In a recent decision by the Full Commission of the Massachusetts Commission Against Discrimination (MCAD) , however, the MCAD chose to ignore the well-established rule and, instead, held that the employer was required to transfer the employee as a reasonable accommodation. The Full Commission’s decision in Anderson v. United Parcel Service affirmed the Hearing Officer’s decision, which will allow the Complainant, absent an appeal, to collect more than $575,000 from his former employer, plus interest.
In Anderson, a long-term employee who suffered from bipolar disorder and depression was employed as the night shift pre-load manager. He alleged that due to his illness, he was unable to sleep and that the stress of the position was increasing the severity of his illnesses. The employee admitted that he could not perform the essential functions of his managerial position with or without a reasonable accommodation, and as a reasonable accommodation, he asked that he be allowed to step down from the pre-load manager position and be reassigned to a less stressful position, such as a non-managerial position or lower level supervisory position, on the day shift. UPS declined his request, and the employee was terminated.

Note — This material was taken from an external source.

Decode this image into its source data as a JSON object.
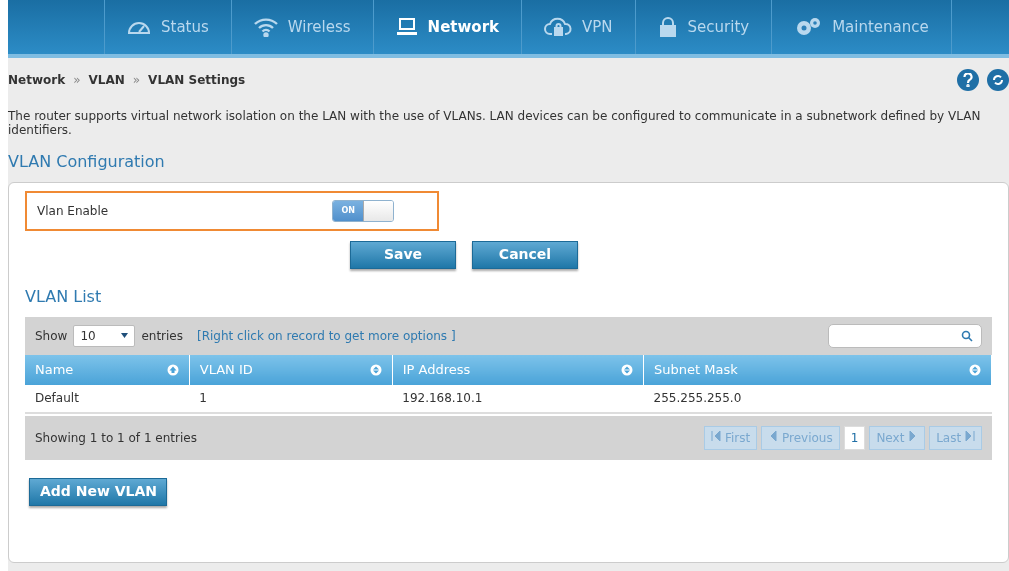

Of course, when the employee sued, UPS argued that it was not required to transfer him to another position as a reasonable accommodation. However, after a public hearing, the MCAD disagreed. The Hearing Officer reasoned, and the Board later affirmed, that transfer was a reasonable accommodation based on the size of the employer, the many available positions the employee was capable of performing, and the fact that UPS often transferred people to different positions to meet its needs.
So, what will happen next? We’re waiting to see if the employer appeals. But court decisions overturning decisions of the full Commission are rare. It seems clear that the the MCAD may choose apply this standard, despite case law to the contrary. Whether it chooses to apply this standard only in certain circumstances, such as those at UPS where the employer often transferred non-disabled employees from one position to another remains to be seen. This will be an important issue to watch as it continues to unfold.